Sejauh yang kutahu, ada tiga jawaban yang memungkinkan. Yang pertama pada ranah negatif: tak ada hal tertentu yang terjadi, karena dalam dunia Don Quixote yang halusinatif kematian tak lebih hanyalah keajaiban dan membunuh seseorang seharusnya tak membingungkan orang yang bertempur, atau orang yang percaya dirinya bertempur, melawan monster dan penyihir yang hebat. Jawaban kedua pada ranah yang menyedihkan.
Don Quixote tak pernah bisa melupakan bahwa dia adalah proyeksi dari Alonso Quijao, seorang pembaca kisah-kisah hebat; melihat kematian, memahami bahwa sebuah mimpi telah membawanya menuju dosa Qabil, membangunkan dia dari kegilaan yang melenakan, mungkin selamanya. Jawaban ketiga mungkin yang paling masuk akal. Setelah laki-laki tadi mati, Don Quixote tak mengakui bahwa perbuatan ganas ini adalah sebuah hasil dari kegilaan; kenyataan dari akibat perbuatan itu menyebabkannya berpraduga tentang sebuah kenyataan pararel dari penyebab pembunuhan dan Don Quixote tak pernah bangun dari kegilaannya.
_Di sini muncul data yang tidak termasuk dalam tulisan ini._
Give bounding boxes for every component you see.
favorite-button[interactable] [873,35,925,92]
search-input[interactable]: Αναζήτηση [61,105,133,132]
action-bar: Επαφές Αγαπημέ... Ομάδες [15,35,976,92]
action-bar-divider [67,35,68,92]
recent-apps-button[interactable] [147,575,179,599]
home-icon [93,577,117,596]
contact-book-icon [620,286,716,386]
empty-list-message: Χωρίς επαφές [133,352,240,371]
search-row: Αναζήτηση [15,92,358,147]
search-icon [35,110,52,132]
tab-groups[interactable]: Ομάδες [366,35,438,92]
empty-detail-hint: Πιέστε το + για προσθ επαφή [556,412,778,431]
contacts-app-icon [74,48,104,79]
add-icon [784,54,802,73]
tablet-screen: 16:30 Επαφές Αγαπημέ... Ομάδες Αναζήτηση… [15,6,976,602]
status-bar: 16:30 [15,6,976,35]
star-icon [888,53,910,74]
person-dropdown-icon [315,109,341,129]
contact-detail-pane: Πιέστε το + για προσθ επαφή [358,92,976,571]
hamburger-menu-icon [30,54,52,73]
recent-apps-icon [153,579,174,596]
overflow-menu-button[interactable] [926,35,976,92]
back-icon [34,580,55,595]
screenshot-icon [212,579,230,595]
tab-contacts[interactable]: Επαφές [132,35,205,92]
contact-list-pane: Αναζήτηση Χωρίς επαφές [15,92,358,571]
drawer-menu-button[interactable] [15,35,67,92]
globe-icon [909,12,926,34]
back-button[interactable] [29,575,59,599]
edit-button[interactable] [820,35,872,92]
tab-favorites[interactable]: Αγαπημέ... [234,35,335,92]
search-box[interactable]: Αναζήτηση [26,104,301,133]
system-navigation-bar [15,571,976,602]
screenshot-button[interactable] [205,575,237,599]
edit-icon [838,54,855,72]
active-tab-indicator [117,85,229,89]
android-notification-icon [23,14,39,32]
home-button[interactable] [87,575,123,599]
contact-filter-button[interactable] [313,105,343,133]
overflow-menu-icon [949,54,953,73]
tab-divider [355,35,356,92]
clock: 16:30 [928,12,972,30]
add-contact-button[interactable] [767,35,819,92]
Ada sebuah dugaan lain, yang asing bagi kalangan Spanyol bahkan bagi kalangan dunia Barat dan membutuhkan atmosfer yang lebih kuno, rumit dan meletihkan. Don Quixote -- yang bukan lagi Don Quixote melainkan seorang raja dari bangsa Hindustan -- merasakan, berdiri di atas mayat orang yang telah dia bunuh, bahwa membunuh dan melahirkan adalah pebuatan yang agung dan magis di luar kondisi kemanusiaan. Dia tahu mayat itu adalah ilusi, seperti halnya pedang berdarah di genggaman tangannya dan dirinya sendiri dan masa lalunya dan tuhan yang agung dan jagat raya.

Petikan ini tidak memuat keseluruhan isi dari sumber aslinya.